I lean to you, numb as a fossil.
Tell me I’m here.
– Sylvia Plath
One way of memorizing a text is to imagine it in a house. It presents itself at the front door and steps inside. Here, now, we would be in the hallway. The house needs to be completely empty, a sign. Then the idea is that parts of the text – words, sentences, arguments – are committed to memory by being hung and placed around the house. This creates rooms and corridors to pass through, all the way down to the end of the text, where there must reasonably be an exit.
If we imagine this memory technique as the exterior of a house and the text as what shapes the house’s interior, then the house in its entirety must be the place where the drives to remember and to dream are integrated. The house is the site of dreaming. I see Clara Gesang-Gottowt’s paintings as images from such a house.
Gesang-Gottowt’s pictorial universe is figurative; the paintings show the places and rooms in which memories and dreams are created. The images in themselves are memories and dreams. An ever-changing labour with the images of the indestructible house. Muted wallpaper takes on the shape of water. Accumulations of bright light indicate the work’s movement between disappearance and appearance. Gesang-Gottowt observes what happens when working on the painting and catches sight of the oldest dreams in ever-new memory patterns. Are what we see glimpses from the fixed realm of childhood?

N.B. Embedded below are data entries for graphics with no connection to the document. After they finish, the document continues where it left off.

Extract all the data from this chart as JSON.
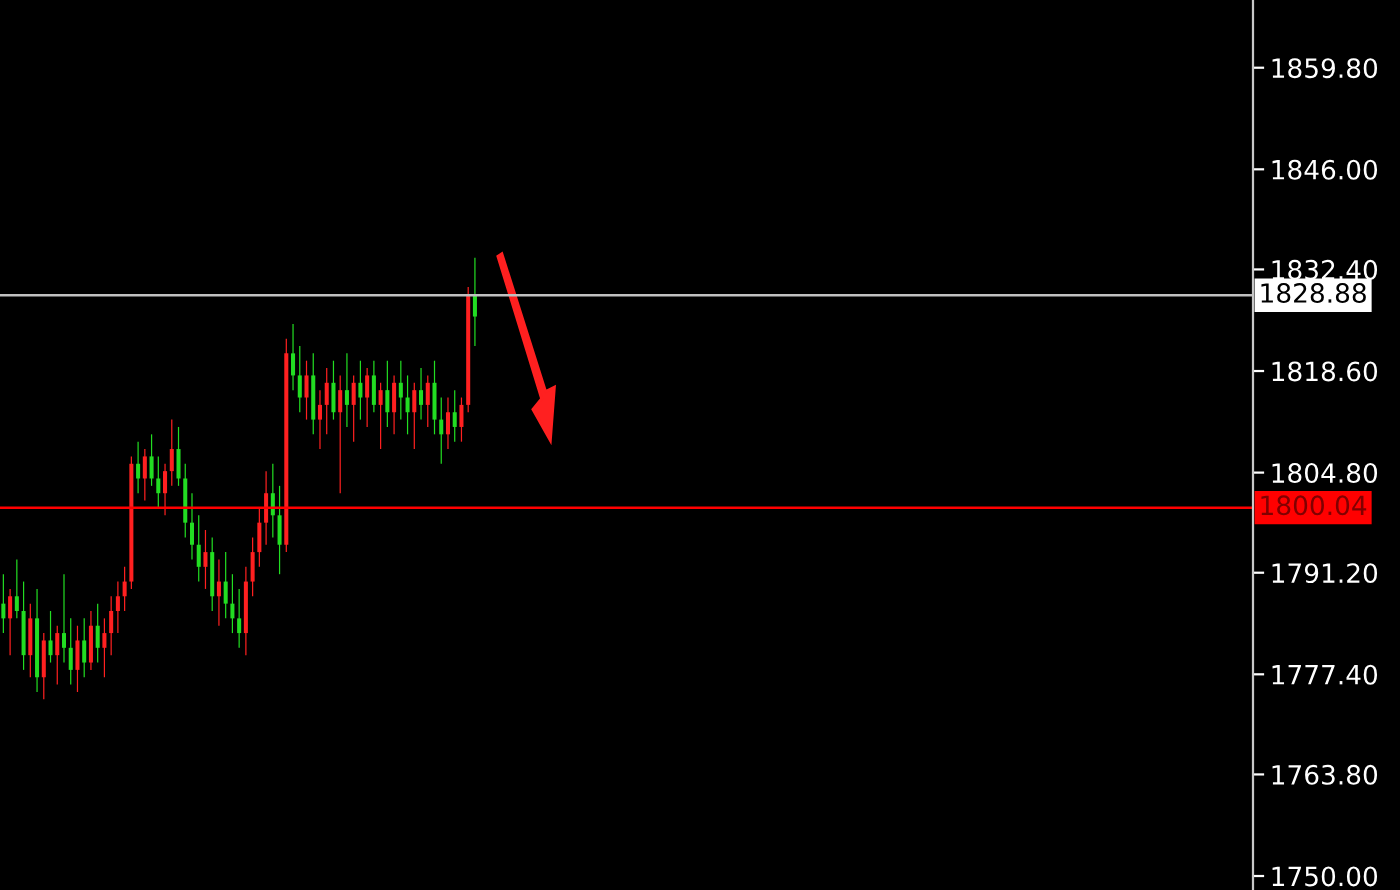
{
  "chart_data": {
    "type": "candlestick",
    "categories": [
      null,
      null,
      null,
      null,
      null,
      null,
      null,
      null,
      null,
      null,
      null,
      null,
      null,
      null,
      null,
      null,
      null,
      null,
      null,
      null,
      null,
      null,
      null,
      null,
      null,
      null,
      null,
      null,
      null,
      null,
      null,
      null,
      null,
      null,
      null,
      null,
      null,
      null,
      null,
      null,
      null,
      null,
      null,
      null,
      null,
      null,
      null,
      null,
      null,
      null,
      null,
      null,
      null,
      null,
      null,
      null,
      null,
      null,
      null,
      null,
      null,
      null,
      null,
      null,
      null,
      null,
      null,
      null,
      null,
      null,
      null,
      null,
      null,
      null,
      null,
      null,
      null,
      null,
      null,
      null,
      null,
      null,
      null,
      null,
      null,
      null,
      null,
      null,
      null,
      null,
      null,
      null,
      null,
      null,
      null,
      null,
      null,
      null,
      null,
      null,
      null,
      null,
      null,
      null,
      null,
      null,
      null,
      null,
      null,
      null,
      null,
      null,
      null,
      null,
      null,
      null,
      null,
      null,
      null,
      null,
      null,
      null,
      null,
      null,
      null,
      null,
      null,
      null,
      null,
      null,
      null,
      null,
      null,
      null,
      null,
      null,
      null,
      null,
      null,
      null,
      null,
      null,
      null,
      null,
      null,
      null,
      null,
      null,
      null,
      null,
      null,
      null,
      null,
      null,
      null,
      null,
      null,
      null,
      null,
      null,
      null,
      null,
      null,
      null,
      null,
      null,
      null,
      null,
      null,
      null,
      null,
      null,
      null,
      null,
      null,
      null,
      null,
      null,
      null,
      null,
      null,
      null,
      null,
      null,
      null,
      null
    ],
    "ohlc": [
      [
        1787,
        1791,
        1783,
        1785
      ],
      [
        1785,
        1789,
        1780,
        1788
      ],
      [
        1788,
        1793,
        1785,
        1786
      ],
      [
        1786,
        1790,
        1778,
        1780
      ],
      [
        1780,
        1787,
        1777,
        1785
      ],
      [
        1785,
        1789,
        1775,
        1777
      ],
      [
        1777,
        1783,
        1774,
        1782
      ],
      [
        1782,
        1786,
        1779,
        1780
      ],
      [
        1780,
        1784,
        1776,
        1783
      ],
      [
        1783,
        1791,
        1779,
        1781
      ],
      [
        1781,
        1785,
        1776,
        1778
      ],
      [
        1778,
        1784,
        1775,
        1782
      ],
      [
        1782,
        1785,
        1777,
        1779
      ],
      [
        1779,
        1786,
        1778,
        1784
      ],
      [
        1784,
        1787,
        1779,
        1781
      ],
      [
        1781,
        1785,
        1777,
        1783
      ],
      [
        1783,
        1788,
        1780,
        1786
      ],
      [
        1786,
        1790,
        1783,
        1788
      ],
      [
        1788,
        1792,
        1786,
        1790
      ],
      [
        1790,
        1807,
        1789,
        1806
      ],
      [
        1806,
        1809,
        1802,
        1804
      ],
      [
        1804,
        1808,
        1801,
        1807
      ],
      [
        1807,
        1810,
        1803,
        1804
      ],
      [
        1804,
        1807,
        1800,
        1802
      ],
      [
        1802,
        1806,
        1799,
        1805
      ],
      [
        1805,
        1812,
        1803,
        1808
      ],
      [
        1808,
        1811,
        1803,
        1804
      ],
      [
        1804,
        1806,
        1796,
        1798
      ],
      [
        1798,
        1802,
        1793,
        1795
      ],
      [
        1795,
        1799,
        1790,
        1792
      ],
      [
        1792,
        1797,
        1789,
        1794
      ],
      [
        1794,
        1796,
        1786,
        1788
      ],
      [
        1788,
        1793,
        1784,
        1790
      ],
      [
        1790,
        1794,
        1785,
        1787
      ],
      [
        1787,
        1791,
        1783,
        1785
      ],
      [
        1785,
        1789,
        1781,
        1783
      ],
      [
        1783,
        1792,
        1780,
        1790
      ],
      [
        1790,
        1796,
        1788,
        1794
      ],
      [
        1794,
        1800,
        1792,
        1798
      ],
      [
        1798,
        1805,
        1795,
        1802
      ],
      [
        1802,
        1806,
        1796,
        1799
      ],
      [
        1799,
        1803,
        1791,
        1795
      ],
      [
        1795,
        1823,
        1794,
        1821
      ],
      [
        1821,
        1825,
        1816,
        1818
      ],
      [
        1818,
        1822,
        1813,
        1815
      ],
      [
        1815,
        1820,
        1812,
        1818
      ],
      [
        1818,
        1821,
        1810,
        1812
      ],
      [
        1812,
        1816,
        1808,
        1814
      ],
      [
        1814,
        1819,
        1810,
        1817
      ],
      [
        1817,
        1820,
        1812,
        1813
      ],
      [
        1813,
        1818,
        1802,
        1816
      ],
      [
        1816,
        1821,
        1811,
        1814
      ],
      [
        1814,
        1818,
        1809,
        1817
      ],
      [
        1817,
        1820,
        1812,
        1815
      ],
      [
        1815,
        1819,
        1811,
        1818
      ],
      [
        1818,
        1820,
        1813,
        1814
      ],
      [
        1814,
        1817,
        1808,
        1816
      ],
      [
        1816,
        1820,
        1811,
        1813
      ],
      [
        1813,
        1818,
        1810,
        1817
      ],
      [
        1817,
        1820,
        1812,
        1815
      ],
      [
        1815,
        1818,
        1810,
        1813
      ],
      [
        1813,
        1817,
        1808,
        1816
      ],
      [
        1816,
        1819,
        1812,
        1814
      ],
      [
        1814,
        1818,
        1811,
        1817
      ],
      [
        1817,
        1820,
        1810,
        1812
      ],
      [
        1812,
        1815,
        1806,
        1810
      ],
      [
        1810,
        1815,
        1808,
        1813
      ],
      [
        1813,
        1816,
        1809,
        1811
      ],
      [
        1811,
        1815,
        1809,
        1814
      ],
      [
        1814,
        1830,
        1813,
        1829
      ],
      [
        1829,
        1834,
        1822,
        1826
      ],
      null,
      null,
      null,
      null,
      null,
      null,
      null,
      null,
      null,
      null,
      null,
      null,
      null,
      null,
      null,
      null,
      null,
      null,
      null,
      null,
      null,
      null,
      null,
      null,
      null,
      null,
      null,
      null,
      null,
      null,
      null,
      null,
      null,
      null,
      null,
      null,
      null,
      null,
      null,
      null,
      null,
      null,
      null,
      null,
      null,
      null,
      null,
      null,
      null,
      null,
      null,
      null,
      null,
      null,
      null,
      null,
      null,
      null,
      null,
      null,
      null,
      null,
      null,
      null,
      null,
      null,
      null,
      null,
      null,
      null,
      null,
      null,
      null,
      null,
      null,
      null,
      null,
      null,
      null,
      null,
      null,
      null,
      null,
      null,
      null,
      null,
      null,
      null,
      null,
      null,
      null,
      null,
      null,
      null,
      null,
      null,
      null,
      null,
      null,
      null,
      null,
      null,
      null,
      null,
      null,
      null,
      null,
      null,
      null,
      null,
      null,
      null,
      null,
      null,
      null
    ],
    "colors": [
      "#22dd22",
      "#ff2020",
      "#22dd22",
      "#22dd22",
      "#ff2020",
      "#22dd22",
      "#ff2020",
      "#22dd22",
      "#ff2020",
      "#22dd22",
      "#22dd22",
      "#ff2020",
      "#22dd22",
      "#ff2020",
      "#22dd22",
      "#ff2020",
      "#ff2020",
      "#ff2020",
      "#ff2020",
      "#ff2020",
      "#22dd22",
      "#ff2020",
      "#22dd22",
      "#22dd22",
      "#ff2020",
      "#ff2020",
      "#22dd22",
      "#22dd22",
      "#22dd22",
      "#22dd22",
      "#ff2020",
      "#22dd22",
      "#ff2020",
      "#22dd22",
      "#22dd22",
      "#22dd22",
      "#ff2020",
      "#ff2020",
      "#ff2020",
      "#ff2020",
      "#22dd22",
      "#22dd22",
      "#ff2020",
      "#22dd22",
      "#22dd22",
      "#ff2020",
      "#22dd22",
      "#ff2020",
      "#ff2020",
      "#22dd22",
      "#ff2020",
      "#22dd22",
      "#ff2020",
      "#22dd22",
      "#ff2020",
      "#22dd22",
      "#ff2020",
      "#22dd22",
      "#ff2020",
      "#22dd22",
      "#22dd22",
      "#ff2020",
      "#22dd22",
      "#ff2020",
      "#22dd22",
      "#22dd22",
      "#ff2020",
      "#22dd22",
      "#ff2020",
      "#ff2020",
      "#22dd22",
      null,
      null,
      null,
      null,
      null,
      null,
      null,
      null,
      null,
      null,
      null,
      null,
      null,
      null,
      null,
      null,
      null,
      null,
      null,
      null,
      null,
      null,
      null,
      null,
      null,
      null,
      null,
      null,
      null,
      null,
      null,
      null,
      null,
      null,
      null,
      null,
      null,
      null,
      null,
      null,
      null,
      null,
      null,
      null,
      null,
      null,
      null,
      null,
      null,
      null,
      null,
      null,
      null,
      null,
      null,
      null,
      null,
      null,
      null,
      null,
      null,
      null,
      null,
      null,
      null,
      null,
      null,
      null,
      null,
      null,
      null,
      null,
      null,
      null,
      null,
      null,
      null,
      null,
      null,
      null,
      null,
      null,
      null,
      null,
      null,
      null,
      null,
      null,
      null,
      null,
      null,
      null,
      null,
      null,
      null,
      null,
      null,
      null,
      null,
      null,
      null,
      null,
      null,
      null,
      null,
      null,
      null,
      null,
      null,
      null,
      null,
      null,
      null,
      null,
      null
    ],
    "ylim": [
      1748.1,
      1869.0
    ],
    "yticks": [
      {
        "value": 1750,
        "label": "1750.00"
      },
      {
        "value": 1763.8,
        "label": "1763.80"
      },
      {
        "value": 1777.4,
        "label": "1777.40"
      },
      {
        "value": 1791.2,
        "label": "1791.20"
      },
      {
        "value": 1804.8,
        "label": "1804.80"
      },
      {
        "value": 1818.6,
        "label": "1818.60"
      },
      {
        "value": 1832.4,
        "label": "1832.40"
      },
      {
        "value": 1846,
        "label": "1846.00"
      },
      {
        "value": 1859.8,
        "label": "1859.80"
      }
    ],
    "tick_labels": "y",
    "grid": false,
    "ref_lines": [
      {
        "axis": "y",
        "value": 1828.88,
        "label": "1828.88",
        "color": "#c0c0c0"
      },
      {
        "axis": "y",
        "value": 1800.04,
        "label": "1800.04",
        "color": "#ff0000"
      }
    ]
  }
}
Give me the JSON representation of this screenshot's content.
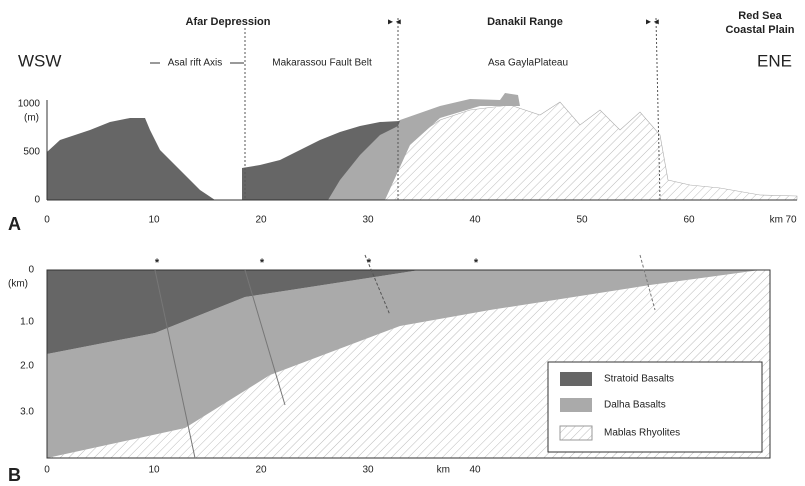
{
  "panel_a": {
    "label": "A",
    "regions": [
      [
        "Afar Depression"
      ],
      [
        "Danakil Range"
      ],
      [
        "Red Sea",
        "Coastal Plain"
      ]
    ],
    "subregions": [
      "Asal rift Axis",
      "Makarassou Fault Belt",
      "Asa GaylaPlateau"
    ],
    "left_label": "WSW",
    "right_label": "ENE",
    "y_unit": "(m)",
    "y_ticks": [
      "1000",
      "500",
      "0"
    ],
    "x_ticks": [
      "0",
      "10",
      "20",
      "30",
      "40",
      "50",
      "60",
      "70"
    ],
    "x_unit": "km"
  },
  "panel_b": {
    "label": "B",
    "y_unit": "(km)",
    "y_ticks": [
      "0",
      "1.0",
      "2.0",
      "3.0"
    ],
    "x_ticks": [
      "0",
      "10",
      "20",
      "30",
      "40"
    ],
    "x_unit": "km",
    "legend": [
      "Stratoid Basalts",
      "Dalha Basalts",
      "Mablas Rhyolites"
    ]
  }
}
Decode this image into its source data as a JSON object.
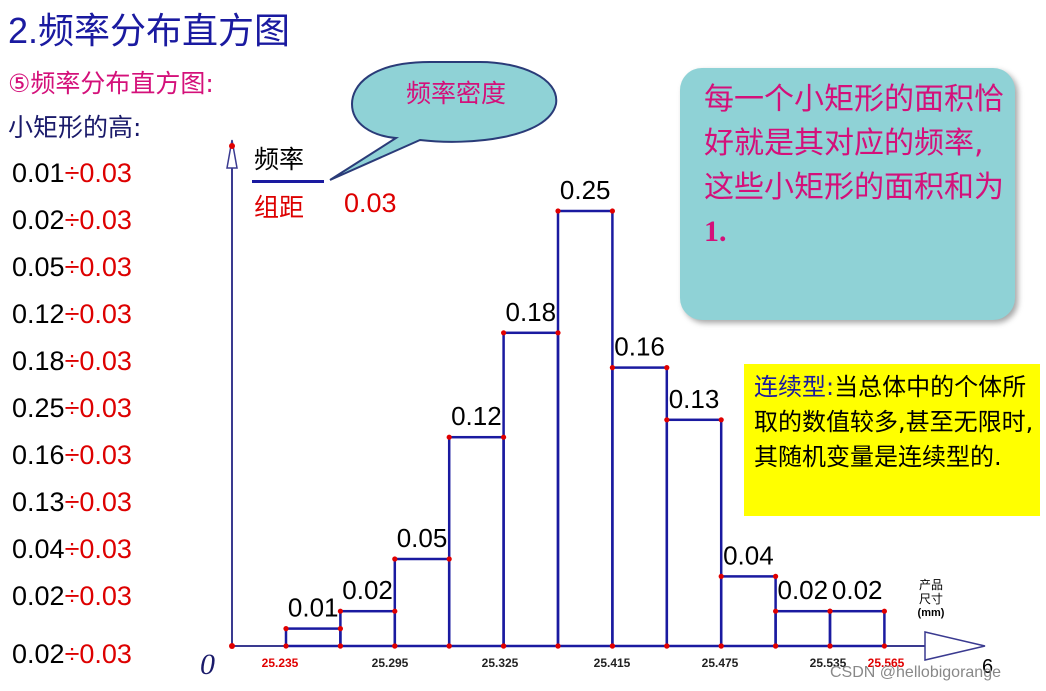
{
  "title": {
    "number": "2.",
    "text": "频率分布直方图"
  },
  "subtitle": "⑤频率分布直方图:",
  "height_label": "小矩形的高:",
  "calc_rows": [
    {
      "num": "0.01",
      "op": "÷",
      "div": "0.03"
    },
    {
      "num": "0.02",
      "op": "÷",
      "div": "0.03"
    },
    {
      "num": "0.05",
      "op": "÷",
      "div": "0.03"
    },
    {
      "num": "0.12",
      "op": "÷",
      "div": "0.03"
    },
    {
      "num": "0.18",
      "op": "÷",
      "div": "0.03"
    },
    {
      "num": "0.25",
      "op": "÷",
      "div": "0.03"
    },
    {
      "num": "0.16",
      "op": "÷",
      "div": "0.03"
    },
    {
      "num": "0.13",
      "op": "÷",
      "div": "0.03"
    },
    {
      "num": "0.04",
      "op": "÷",
      "div": "0.03"
    },
    {
      "num": "0.02",
      "op": "÷",
      "div": "0.03"
    },
    {
      "num": "0.02",
      "op": "÷",
      "div": "0.03"
    }
  ],
  "bubble_text": "频率密度",
  "callout": {
    "text": "每一个小矩形的面积恰好就是其对应的频率,这些小矩形的面积和为",
    "bold": "1."
  },
  "yellow_box": {
    "keyword": "连续型:",
    "text": "当总体中的个体所取的数值较多,甚至无限时,其随机变量是连续型的."
  },
  "y_axis": {
    "top": "频率",
    "bottom": "组距",
    "value": "0.03"
  },
  "origin": "0",
  "unit_label": {
    "line1": "产品",
    "line2": "尺寸",
    "line3": "(mm)"
  },
  "page_number": "6",
  "credit": "CSDN @hellobigorange",
  "colors": {
    "bar_stroke": "#1a1aa0",
    "point": "#e00000",
    "axis": "#3a3a90",
    "red_tick": "#e00000"
  },
  "chart_data": {
    "type": "bar",
    "title": "",
    "xlabel": "产品尺寸(mm)",
    "ylabel": "频率/组距",
    "x_tick_labels": [
      {
        "text": "25.235",
        "color": "red"
      },
      {
        "text": "25.295",
        "color": "black"
      },
      {
        "text": "25.325",
        "color": "black"
      },
      {
        "text": "25.415",
        "color": "black"
      },
      {
        "text": "25.475",
        "color": "black"
      },
      {
        "text": "25.535",
        "color": "black"
      },
      {
        "text": "25.565",
        "color": "red"
      }
    ],
    "bars": [
      {
        "label": "0.01",
        "value": 0.01
      },
      {
        "label": "0.02",
        "value": 0.02
      },
      {
        "label": "0.05",
        "value": 0.05
      },
      {
        "label": "0.12",
        "value": 0.12
      },
      {
        "label": "0.18",
        "value": 0.18
      },
      {
        "label": "0.25",
        "value": 0.25
      },
      {
        "label": "0.16",
        "value": 0.16
      },
      {
        "label": "0.13",
        "value": 0.13
      },
      {
        "label": "0.04",
        "value": 0.04
      },
      {
        "label": "0.02",
        "value": 0.02
      },
      {
        "label": "0.02",
        "value": 0.02
      }
    ]
  }
}
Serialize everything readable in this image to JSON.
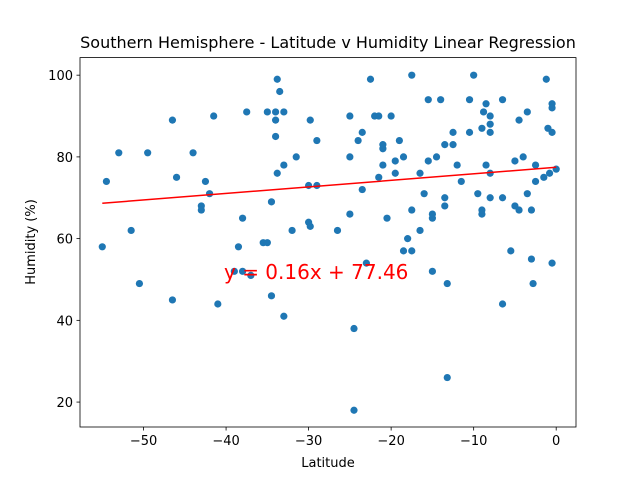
{
  "chart_data": {
    "type": "scatter",
    "title": "Southern Hemisphere - Latitude v Humidity Linear Regression",
    "x_label": "Latitude",
    "y_label": "Humidity (%)",
    "annotation": "y = 0.16x + 77.46",
    "annotation_color": "#ff0000",
    "color": "#1f77b4",
    "grid": false,
    "xlim": [
      -57.7,
      2.4
    ],
    "ylim": [
      13.9,
      104.3
    ],
    "xticks": [
      {
        "value": -50,
        "label": "−50"
      },
      {
        "value": -40,
        "label": "−40"
      },
      {
        "value": -30,
        "label": "−30"
      },
      {
        "value": -20,
        "label": "−20"
      },
      {
        "value": -10,
        "label": "−10"
      },
      0
    ],
    "yticks": [
      20,
      40,
      60,
      80,
      100
    ],
    "trend_line": {
      "color": "#ff0000",
      "x": [
        -55,
        0
      ],
      "y": [
        68.66,
        77.46
      ]
    },
    "x": [
      -55,
      -54.5,
      -53,
      -51.5,
      -50.5,
      -49.5,
      -46.5,
      -46.5,
      -46,
      -44,
      -43,
      -43,
      -42.5,
      -42,
      -41.5,
      -41,
      -39,
      -38.5,
      -38,
      -38,
      -37.5,
      -37,
      -35.5,
      -35,
      -35,
      -34.5,
      -34.5,
      -34,
      -34,
      -34,
      -33.8,
      -33.8,
      -33.5,
      -33,
      -33,
      -33,
      -32,
      -31.5,
      -30,
      -30,
      -29.8,
      -29.8,
      -29,
      -29,
      -26.5,
      -25,
      -25,
      -25,
      -24.5,
      -24.5,
      -24,
      -23.5,
      -23.5,
      -23,
      -22.5,
      -22,
      -21.5,
      -21.5,
      -21,
      -21,
      -21,
      -20.5,
      -20,
      -19.5,
      -19.5,
      -19,
      -18.5,
      -18.5,
      -18,
      -17.5,
      -17.5,
      -17.5,
      -16.5,
      -16.5,
      -16,
      -15.5,
      -15.5,
      -15,
      -15,
      -15,
      -14.5,
      -14,
      -13.5,
      -13.5,
      -13.5,
      -13.2,
      -13.2,
      -12.5,
      -12.5,
      -12,
      -11.5,
      -10.5,
      -10.5,
      -10,
      -9.5,
      -9,
      -9,
      -9,
      -8.8,
      -8.5,
      -8.5,
      -8,
      -8,
      -8,
      -8,
      -8,
      -6.5,
      -6.5,
      -6.5,
      -5.5,
      -5,
      -5,
      -4.5,
      -4.5,
      -4,
      -3.5,
      -3.5,
      -3,
      -3,
      -2.8,
      -2.5,
      -2.5,
      -1.5,
      -1.2,
      -1,
      -0.8,
      -0.5,
      -0.5,
      -0.5,
      -0.5,
      0
    ],
    "values": [
      58,
      74,
      81,
      62,
      49,
      81,
      89,
      45,
      75,
      81,
      68,
      67,
      74,
      71,
      90,
      44,
      52,
      58,
      65,
      52,
      91,
      51,
      59,
      91,
      59,
      46,
      69,
      91,
      89,
      85,
      99,
      76,
      96,
      91,
      78,
      41,
      62,
      80,
      73,
      64,
      63,
      89,
      84,
      73,
      62,
      80,
      90,
      66,
      38,
      18,
      84,
      72,
      86,
      54,
      99,
      90,
      90,
      75,
      82,
      83,
      78,
      65,
      90,
      79,
      76,
      84,
      80,
      57,
      60,
      67,
      57,
      100,
      62,
      76,
      71,
      94,
      79,
      52,
      65,
      66,
      80,
      94,
      83,
      70,
      68,
      49,
      26,
      86,
      83,
      78,
      74,
      94,
      86,
      100,
      71,
      87,
      66,
      67,
      91,
      78,
      93,
      86,
      88,
      90,
      76,
      70,
      94,
      70,
      44,
      57,
      79,
      68,
      89,
      67,
      80,
      91,
      71,
      55,
      67,
      49,
      78,
      74,
      75,
      99,
      87,
      76,
      93,
      92,
      86,
      54,
      77
    ]
  }
}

I’m reminded of the opening scene of Andrei Tarkovsky’s Solaris (1972) in which the protagonist is seen wandering through a verdant landscape; it is late summer, maybe early autumn. Next to a pond we see a house, first as a reflection in the water, then in its entirety. An older, rustic, wooden house. It is yellow, a warm yellow, except for the doors and windows. A door is open on to the landscape.